One of Coral's key goals is to avoid ever creating hot spots that might dissuade volunteers from running the software for fear of load spikes. It achieves this through a novel indexing abstraction called a distributed sloppy hash table (DSHT), and it creates self-organizing clusters of nodes that fetch information from each other to avoid communicating with more distant or heavily-loaded servers.

Case in point: I sent my "cats lying around my office" timelapse to my "cool" list I'm on (where most of my "cool" comes from these days, unfortunately) and a guy I never met wrote me this:

Monty, those are great! And the flash slideshow is slick, too. Did you put that together yourself? I'd like to post this for further distribution, but I don't want to hammer your site and bandwidth. I'm attempting to pull it through the Coral open cache. If that completes successfully, then I will post Coralized links, which look like:

http://www.architectureal.com.nyud.net:8090/tl/050422_tl_cats_sunspot/engine.html

No word on if it works. In fact, don't bother, I just checked and it doesn't. Apparently, a few people have to hammer it before it gets Coralized? Still, the IDEA is a good one.

Brian (the guy who wrote me) also tells me he posted my cat thing to DE.LICIO.US, a "cool" bookmark aggregator. From the site:

del.icio.us is a social bookmarks manager. It allows you to easily add web pages you like to your personal collection of links, to categorize those sites with keywords, and to share your collection not only among your own browsers and machines, but also with others.

Once you've registered for the service, you add a simple bookmarklet to your browser. When you find a web page you'd like to add to your list, you simply select the del.icio.us bookmarklet, and you'll be asked for information about the page.
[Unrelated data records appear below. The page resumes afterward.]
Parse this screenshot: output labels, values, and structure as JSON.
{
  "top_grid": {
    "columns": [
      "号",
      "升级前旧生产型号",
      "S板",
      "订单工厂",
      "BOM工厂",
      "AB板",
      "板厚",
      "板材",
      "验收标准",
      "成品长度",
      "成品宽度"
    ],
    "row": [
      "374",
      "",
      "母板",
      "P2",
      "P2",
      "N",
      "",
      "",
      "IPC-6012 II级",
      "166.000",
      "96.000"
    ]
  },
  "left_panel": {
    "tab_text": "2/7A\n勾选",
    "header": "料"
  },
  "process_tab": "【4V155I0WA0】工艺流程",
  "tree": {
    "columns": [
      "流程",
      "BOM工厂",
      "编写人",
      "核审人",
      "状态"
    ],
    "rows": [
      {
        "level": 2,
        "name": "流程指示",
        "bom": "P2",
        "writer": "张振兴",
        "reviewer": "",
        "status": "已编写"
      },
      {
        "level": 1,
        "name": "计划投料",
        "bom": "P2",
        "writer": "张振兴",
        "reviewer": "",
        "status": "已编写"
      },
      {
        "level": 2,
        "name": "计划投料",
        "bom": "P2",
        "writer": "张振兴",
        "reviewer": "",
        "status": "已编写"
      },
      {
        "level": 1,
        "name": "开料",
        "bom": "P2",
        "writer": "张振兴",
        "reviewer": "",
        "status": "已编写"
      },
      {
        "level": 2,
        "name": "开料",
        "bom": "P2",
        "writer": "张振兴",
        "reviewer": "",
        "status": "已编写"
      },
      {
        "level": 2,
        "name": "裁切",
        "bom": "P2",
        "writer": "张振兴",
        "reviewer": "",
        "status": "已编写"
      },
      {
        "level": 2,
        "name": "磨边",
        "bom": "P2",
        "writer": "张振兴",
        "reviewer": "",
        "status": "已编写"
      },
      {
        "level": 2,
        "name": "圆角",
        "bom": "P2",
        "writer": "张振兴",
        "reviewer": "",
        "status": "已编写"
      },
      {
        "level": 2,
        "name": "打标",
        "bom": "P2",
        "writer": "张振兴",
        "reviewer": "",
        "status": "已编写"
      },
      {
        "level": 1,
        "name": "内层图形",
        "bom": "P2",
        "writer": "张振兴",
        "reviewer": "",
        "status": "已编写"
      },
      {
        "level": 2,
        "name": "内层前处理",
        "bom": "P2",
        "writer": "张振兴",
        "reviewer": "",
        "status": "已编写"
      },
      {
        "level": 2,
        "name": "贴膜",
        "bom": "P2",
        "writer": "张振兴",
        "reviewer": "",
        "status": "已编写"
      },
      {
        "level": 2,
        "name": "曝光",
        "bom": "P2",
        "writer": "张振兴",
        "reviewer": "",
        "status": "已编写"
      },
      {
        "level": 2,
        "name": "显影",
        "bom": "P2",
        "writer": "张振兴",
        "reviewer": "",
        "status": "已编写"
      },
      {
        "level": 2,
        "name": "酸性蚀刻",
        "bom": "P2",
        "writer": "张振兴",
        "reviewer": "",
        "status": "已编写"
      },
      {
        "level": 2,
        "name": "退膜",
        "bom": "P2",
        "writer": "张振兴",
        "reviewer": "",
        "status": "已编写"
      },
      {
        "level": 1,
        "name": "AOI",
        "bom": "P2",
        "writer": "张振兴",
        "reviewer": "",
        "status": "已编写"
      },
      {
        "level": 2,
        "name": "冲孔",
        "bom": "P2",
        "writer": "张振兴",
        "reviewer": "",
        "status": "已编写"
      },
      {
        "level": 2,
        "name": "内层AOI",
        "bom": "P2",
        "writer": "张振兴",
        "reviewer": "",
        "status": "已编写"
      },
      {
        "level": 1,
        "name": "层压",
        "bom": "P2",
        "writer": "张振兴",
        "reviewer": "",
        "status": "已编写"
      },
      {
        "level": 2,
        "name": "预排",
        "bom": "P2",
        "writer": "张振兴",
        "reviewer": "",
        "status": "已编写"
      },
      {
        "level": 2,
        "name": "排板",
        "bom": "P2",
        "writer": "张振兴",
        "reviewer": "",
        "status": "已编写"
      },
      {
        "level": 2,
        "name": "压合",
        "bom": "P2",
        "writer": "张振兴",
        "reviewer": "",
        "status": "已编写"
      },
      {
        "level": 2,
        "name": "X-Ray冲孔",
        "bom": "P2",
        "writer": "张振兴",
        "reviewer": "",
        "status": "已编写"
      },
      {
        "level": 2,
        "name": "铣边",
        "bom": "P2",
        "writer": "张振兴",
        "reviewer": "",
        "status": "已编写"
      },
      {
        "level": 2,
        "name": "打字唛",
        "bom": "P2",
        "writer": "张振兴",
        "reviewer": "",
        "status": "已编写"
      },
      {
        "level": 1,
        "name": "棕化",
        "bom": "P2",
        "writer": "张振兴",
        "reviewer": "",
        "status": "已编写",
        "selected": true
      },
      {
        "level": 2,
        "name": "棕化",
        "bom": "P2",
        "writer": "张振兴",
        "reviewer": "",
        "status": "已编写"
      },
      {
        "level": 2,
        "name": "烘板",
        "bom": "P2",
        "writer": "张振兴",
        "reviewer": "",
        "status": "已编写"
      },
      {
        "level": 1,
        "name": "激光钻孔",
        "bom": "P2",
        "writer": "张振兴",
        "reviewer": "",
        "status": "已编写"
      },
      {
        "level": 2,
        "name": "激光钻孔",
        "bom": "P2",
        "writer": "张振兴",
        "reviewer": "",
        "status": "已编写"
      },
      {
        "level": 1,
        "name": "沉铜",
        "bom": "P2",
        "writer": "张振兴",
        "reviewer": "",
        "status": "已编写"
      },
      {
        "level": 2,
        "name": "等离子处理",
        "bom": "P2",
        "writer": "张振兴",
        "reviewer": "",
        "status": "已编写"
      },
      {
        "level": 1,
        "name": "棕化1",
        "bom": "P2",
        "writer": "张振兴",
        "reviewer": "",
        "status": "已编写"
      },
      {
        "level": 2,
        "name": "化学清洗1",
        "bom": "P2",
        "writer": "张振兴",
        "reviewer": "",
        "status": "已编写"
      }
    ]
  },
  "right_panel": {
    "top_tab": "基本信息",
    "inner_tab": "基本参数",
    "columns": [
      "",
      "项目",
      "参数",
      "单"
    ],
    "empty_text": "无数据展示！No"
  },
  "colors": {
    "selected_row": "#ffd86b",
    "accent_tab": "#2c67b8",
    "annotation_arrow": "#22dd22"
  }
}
You can add descriptive terms to group similar links together and add notes for yourself or for others.


Check that site out! Amazing? This leads me to ask... are we headed towards intelligent, self-aware and self-organizing information???

Which leads me to a small tangent: The other day someone asked me to contribute something to a time capsule they were going to bury in their front yard. My suggestion: "Are we there yet???" Apart from this comment being sublime (when taken in the context of the time capsule), it is also exactly the way I feel about technology. Are we there yet??????

Really, a hundred years ago nobody had any idea that the Airbus A380 would take off weighing 464 tons and that you could fly from London to New York paying what back then was the equivalent of about $10 or something. But to us, even though the next hundred years will bring some pretty amazing advancements, I think this entry will feel shorter, in many ways, because basically, we've already visualized everything, but we're really just working out the bugs. Like this Coral thing... and yes, phone calls will be free, we will be able to interact with holograms, our cars will drive themselves, space will feel "next door," entertainment will become visceral and more interactive than we can imagine, medical advances will give us new heads or brains if we want them, infinite lifespans, and yes, yes, yes, we know it's all coming... but are we there yet?

Maybe I'm wrong. Maybe the future is closer than I think.

2 Comments:

Blogger Lee H. said...

That's very cool abut the caching thing.. I've known about de.licio.us for some time but I never visited because I just don't care what strangers find interesting. I find I have so little in common with "most people" that those "what's cool right now" kinda sites rarely do anything for me.

8:37 PM, April 28, 2005  
Blogger CatsFive said...

Yeah. It is a big compendium. My impression of the place is that the "flavour of the month" thing has died down and only the heard-core linkers are on it, now. Case in point: Kevin Smith's blog, adn something called Western Project. BRILLIANT. I'll post this as its own blog entry.